Она сыграла эту роль прекрасно, незабываемо. Ее глаза вдруг сделались прозрачными и пустыми. Может быть, из заднего ряда не все увидели пустоту ее глаз, но даже самый заднерядный, заурядный зритель не мог, не видя, не почувствовать этой губительной пустоты, беспощадной прозрачности. Ну и что, собственно? говорили ее глаза. Убиваете? Убивайте. Я этого мальчишку не знаю. Кто это такой здесь валяется? Мой сын умер в Угличе, давным-давно, и никогда я не перестану его оплакивать. А это — кто это?
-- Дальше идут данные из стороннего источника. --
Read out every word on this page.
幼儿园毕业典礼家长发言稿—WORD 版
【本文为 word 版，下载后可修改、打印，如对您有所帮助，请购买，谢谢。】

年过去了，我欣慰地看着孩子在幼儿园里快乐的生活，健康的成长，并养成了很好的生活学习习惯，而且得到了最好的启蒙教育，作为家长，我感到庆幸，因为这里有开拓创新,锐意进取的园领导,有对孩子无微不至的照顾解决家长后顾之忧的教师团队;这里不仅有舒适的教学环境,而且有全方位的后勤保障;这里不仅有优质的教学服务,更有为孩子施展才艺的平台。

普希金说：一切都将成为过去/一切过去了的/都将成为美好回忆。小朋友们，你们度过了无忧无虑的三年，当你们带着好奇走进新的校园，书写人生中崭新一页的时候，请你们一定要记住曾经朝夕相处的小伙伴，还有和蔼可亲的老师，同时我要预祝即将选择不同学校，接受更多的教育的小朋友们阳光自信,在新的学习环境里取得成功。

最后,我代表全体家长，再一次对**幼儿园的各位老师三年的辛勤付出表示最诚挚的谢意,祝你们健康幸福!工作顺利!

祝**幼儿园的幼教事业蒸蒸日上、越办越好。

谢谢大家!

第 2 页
Проходимец, авантюрист… А что я его признала, так мне это тогда было выгодно. А теперь вот невыгодно, теперь отрекаюсь. А что мне пообещали Шуйский с Муйским, посулили Сергей с Сергеевичем, так дело, знаете ли, не в этом. Есть чистая радость предательства, вот что я вам скажу. Вы думали, он мной играет, а это я им играла. Он верил, что я в него поверила, проходимца. Не на ту напал, дурачок. Это не я в него верила, это он в меня верил. Он верил, дурачок, что я — это я, и поэтому он — это он. Но я — не я, я — злая, я — вдова Грозного, я знаю такую ненависть, какая вам и не снилась. Я Годунова погубила, теперь и его погублю. Мне хорошо. Вы думаете, мне плохо? или страшно? или я о чем-то жалею? О нет, мне так хорошо, как вам хорошо не бывало. Моя злоба сладостна, сладострастна. Я замыкаюсь в своей злобе. Моя злоба защищает меня от всех ваших злоб. И даже ваше добро перед моей злобой бессильно. Вы его убиваете с восторгом, с криками, с упоением своей злобой. А ваша злоба по сравнению с моей злобой ничтожна. Ваша злоба еще что-то делает, движется, вот бежит, вот кинжалами машет, вот втыкает их в несчастного, уже, поди, мертвого. А моей злобе ничего и делать не нужно. Моя злоба божественна. Для моей злобы довольно пожатия плеч. Отворот ледяного взгляда — вот и вся моя злоба. Убивайте, приканчивайте, мое дело сторона, мне все безразлично. Неважно даже, что будет потом со мною. Пускай отправят обратно на Белое море, оно же Белое озеро. Запасы злобы неистощимы в моей душе, огромней всех озер, всех морей, всего океана, даже и Ледовитого.